Tuesday, December 6, 2011
How does wealth inequality affect environmental protection? The environmental justice movement (and related scholarship) has done a good job of elaborating one way that wealth inequality matters for environmental protection. It has shown that environmental protection policy tends to favor wealthier and more powerful contingents of society. Environmental justice has, however, often missed another important dimension. As far as I know, it has not focused on whether environmental protection declines as wealth inequality increases. I suspect that this is the case, and it worries me in light of the growing inequality of the US.
First, let’s be reminded of the growing inequality. According to a great piece by Joseph Stiglitz last May in Vanity Fair, “Of the 1%, by the 1%, for the 1%”: "The upper 1 percent of Americans are now taking in nearly a quarter of the nation’s income every year. In terms of wealth rather than income, the top 1 percent control 40 percent… Twenty-five years ago, the corresponding figures were 12 percent and 33 percent.”

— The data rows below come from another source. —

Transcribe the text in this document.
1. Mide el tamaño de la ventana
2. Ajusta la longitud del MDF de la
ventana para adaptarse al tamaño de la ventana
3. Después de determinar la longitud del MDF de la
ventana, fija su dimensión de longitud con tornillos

So what are the implications of the growing income and wealth inequality for the level of environmental protection? A couple possibilities occur to me:
• As the wealthy develop private substitutes for public goods (i.e. bottled water instead of clean drinking water; gated community parks instead of public parks), less political pressure is exerted to provide public goods.
• Inequality weakens social cohesion and effective democracy, both of which are likely to favor the passage of needed environmental protection laws.
Given this and the many connections between corporate power and environmental degradation, it seems to me that there's a lot for environmental advocates to like about the Occupy Wall Street movement.